Published: April 2014
When you're thinking about buying an electric vehicle, there are a lot of things to consider, from charging locations to the financial ramifications. Another thing you might be wondering: What about car insurance? Is buying car insurance for an electric vehicle different from insuring other cars?
The good news: Generally, auto insurance covering an electric car works just like insurance that covers a car that runs on gasoline or diesel. This means there are the same familiar options, such as:
There are two types of liability coverage
bodily injury liability coverage, which helps pay for medical costs for someone else who is injured in an accident you cause, and property damage liability coverage, which helps pay to repair or replace property damaged in an accident you cause. Most states have minimum required limits for liability coverage; click here
for information about the requirements in your state.
Collision coverage: This coverage helps pay for damage to your car caused by an accident, no matter who was at fault. Although collision coverage is an optional coverage as far as legal requirements are concerned, if you still owe money on your auto loan or you lease your car, your lender or lease holder may require it.
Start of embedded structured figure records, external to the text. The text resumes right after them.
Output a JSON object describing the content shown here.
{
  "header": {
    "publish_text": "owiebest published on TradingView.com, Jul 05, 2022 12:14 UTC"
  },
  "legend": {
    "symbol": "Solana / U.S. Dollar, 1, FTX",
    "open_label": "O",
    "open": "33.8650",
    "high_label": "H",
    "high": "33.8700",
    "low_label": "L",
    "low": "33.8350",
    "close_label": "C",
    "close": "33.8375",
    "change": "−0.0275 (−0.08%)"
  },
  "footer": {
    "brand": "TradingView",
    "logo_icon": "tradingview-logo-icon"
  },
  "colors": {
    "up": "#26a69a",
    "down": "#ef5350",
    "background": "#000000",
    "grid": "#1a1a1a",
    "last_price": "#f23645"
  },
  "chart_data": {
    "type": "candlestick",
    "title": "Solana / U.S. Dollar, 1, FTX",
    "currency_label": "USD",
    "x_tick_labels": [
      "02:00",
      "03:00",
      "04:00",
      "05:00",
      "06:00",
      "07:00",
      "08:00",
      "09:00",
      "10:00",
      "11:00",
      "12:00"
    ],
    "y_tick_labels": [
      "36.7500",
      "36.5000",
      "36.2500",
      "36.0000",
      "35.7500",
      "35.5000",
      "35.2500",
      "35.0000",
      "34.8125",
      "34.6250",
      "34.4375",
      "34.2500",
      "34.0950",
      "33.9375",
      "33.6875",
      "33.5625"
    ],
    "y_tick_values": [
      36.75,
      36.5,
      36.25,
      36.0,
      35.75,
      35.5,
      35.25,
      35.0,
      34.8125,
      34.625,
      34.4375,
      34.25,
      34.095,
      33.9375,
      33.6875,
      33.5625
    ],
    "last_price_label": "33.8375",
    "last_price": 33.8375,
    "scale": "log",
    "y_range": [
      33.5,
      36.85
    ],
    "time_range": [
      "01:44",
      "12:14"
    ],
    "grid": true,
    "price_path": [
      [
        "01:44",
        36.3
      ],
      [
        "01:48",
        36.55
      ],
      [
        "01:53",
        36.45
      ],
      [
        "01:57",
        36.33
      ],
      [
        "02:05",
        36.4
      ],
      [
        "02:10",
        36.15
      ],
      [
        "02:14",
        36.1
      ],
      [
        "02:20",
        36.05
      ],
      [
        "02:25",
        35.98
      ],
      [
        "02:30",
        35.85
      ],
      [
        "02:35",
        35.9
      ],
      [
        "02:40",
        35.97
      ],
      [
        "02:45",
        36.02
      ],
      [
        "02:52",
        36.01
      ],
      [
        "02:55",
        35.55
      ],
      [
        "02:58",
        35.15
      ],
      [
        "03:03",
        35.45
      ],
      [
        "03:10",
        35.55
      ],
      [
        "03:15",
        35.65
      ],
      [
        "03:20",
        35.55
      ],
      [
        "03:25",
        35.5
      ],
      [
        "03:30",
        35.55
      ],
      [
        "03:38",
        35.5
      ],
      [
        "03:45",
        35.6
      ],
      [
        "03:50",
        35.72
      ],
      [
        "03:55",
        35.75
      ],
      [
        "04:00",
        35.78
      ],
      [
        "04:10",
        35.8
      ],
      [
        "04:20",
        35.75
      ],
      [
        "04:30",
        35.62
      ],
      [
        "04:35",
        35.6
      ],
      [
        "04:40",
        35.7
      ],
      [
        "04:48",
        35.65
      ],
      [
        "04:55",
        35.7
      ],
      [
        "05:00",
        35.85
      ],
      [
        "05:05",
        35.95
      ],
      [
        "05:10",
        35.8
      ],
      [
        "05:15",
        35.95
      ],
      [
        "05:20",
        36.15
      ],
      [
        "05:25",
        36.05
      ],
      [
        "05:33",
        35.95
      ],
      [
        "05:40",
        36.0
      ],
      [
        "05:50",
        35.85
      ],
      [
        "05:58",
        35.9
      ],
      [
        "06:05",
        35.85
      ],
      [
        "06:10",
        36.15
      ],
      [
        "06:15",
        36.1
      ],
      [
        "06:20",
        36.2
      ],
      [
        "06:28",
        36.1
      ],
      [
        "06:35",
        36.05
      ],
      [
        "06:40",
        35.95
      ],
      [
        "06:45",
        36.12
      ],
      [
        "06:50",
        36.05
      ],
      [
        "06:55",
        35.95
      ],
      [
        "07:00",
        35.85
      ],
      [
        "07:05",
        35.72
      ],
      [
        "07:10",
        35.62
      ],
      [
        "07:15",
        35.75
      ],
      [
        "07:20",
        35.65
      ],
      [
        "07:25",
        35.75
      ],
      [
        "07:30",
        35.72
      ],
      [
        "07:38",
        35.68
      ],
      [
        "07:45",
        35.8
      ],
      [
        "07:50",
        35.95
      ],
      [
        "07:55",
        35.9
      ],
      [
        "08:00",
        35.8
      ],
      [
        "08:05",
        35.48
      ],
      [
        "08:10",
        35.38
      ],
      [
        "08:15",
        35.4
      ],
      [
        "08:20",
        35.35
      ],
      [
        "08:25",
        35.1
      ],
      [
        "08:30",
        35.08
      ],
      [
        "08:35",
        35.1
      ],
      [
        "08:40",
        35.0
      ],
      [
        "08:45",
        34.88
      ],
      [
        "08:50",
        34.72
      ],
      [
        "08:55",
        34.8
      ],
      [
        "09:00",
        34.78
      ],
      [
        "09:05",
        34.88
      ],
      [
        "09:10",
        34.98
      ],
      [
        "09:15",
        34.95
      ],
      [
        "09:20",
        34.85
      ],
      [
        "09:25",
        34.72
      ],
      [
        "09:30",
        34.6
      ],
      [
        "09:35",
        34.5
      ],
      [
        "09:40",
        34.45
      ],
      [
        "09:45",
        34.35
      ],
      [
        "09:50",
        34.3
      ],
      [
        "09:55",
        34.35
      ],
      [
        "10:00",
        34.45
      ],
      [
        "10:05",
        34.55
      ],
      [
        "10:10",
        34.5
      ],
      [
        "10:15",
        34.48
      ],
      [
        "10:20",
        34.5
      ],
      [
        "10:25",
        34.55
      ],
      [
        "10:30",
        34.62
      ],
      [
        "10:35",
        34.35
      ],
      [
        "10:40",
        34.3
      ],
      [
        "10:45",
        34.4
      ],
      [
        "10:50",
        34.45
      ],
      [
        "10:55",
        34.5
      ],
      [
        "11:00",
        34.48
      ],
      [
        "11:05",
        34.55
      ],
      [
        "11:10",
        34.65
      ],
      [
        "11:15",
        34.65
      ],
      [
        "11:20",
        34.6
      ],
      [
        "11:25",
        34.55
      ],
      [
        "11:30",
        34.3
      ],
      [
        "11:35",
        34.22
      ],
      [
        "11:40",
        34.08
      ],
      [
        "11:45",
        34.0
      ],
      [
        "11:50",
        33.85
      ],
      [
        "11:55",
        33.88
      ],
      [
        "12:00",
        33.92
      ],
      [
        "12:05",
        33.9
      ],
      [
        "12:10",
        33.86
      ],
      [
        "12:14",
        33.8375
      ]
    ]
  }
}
Comprehensive coverage: This coverage helps to pay for repair or replacement if your car is damaged by a cause other than a collision. Comprehensive coverage typically covers damage or loss from causes such as theft, animal damage or hail, but you should check your specific policy to determine what it covers.
Medical payments coverage: As the name implies, this type of coverage helps pay for medical bills for you or your passengers if you're injured in an accident.
Personal injury protection (PIP): Only available in some states, PIP can help pay for costs you incur because you're injured in a covered accident, such as medical expenses, lost income, child care costs or grocery delivery fees.
Uninsured and underinsured motorist coverage: This type of coverage can help protect you in case you're involved in an accident caused by someone who's uninsured (has no car insurance) or underinsured (whose liability coverage limits are lower than the cost of the damage caused in the accident).
There are additional optional coverages you may also want to consider, such as rental reimbursement coverage. Talk to an insurance agent for more information.
A new driver of an electric or hybrid vehicle also may need to consider insurance for more than just the car itself; the installation of vehicle charging stations may also affect your homeowners insurance. The American Association of Insurance Services reports that laws in at least two states—Oregon and California—require some homeowners and condo owners to have liability coverage that protects the charging equipment. Even if your state doesn't require coverage in this circumstance, it may be a good idea to talk to your insurance agent about any homeowners insurance implications of installing a charging station at your home.
Finally, if you have any questions about buying auto insurance coverage for your electric car, it's a great idea to talk to your insurance agent. He or she can help you understand the types of coverage that are available and provide any additional information to help you choose the best insurance for your situation.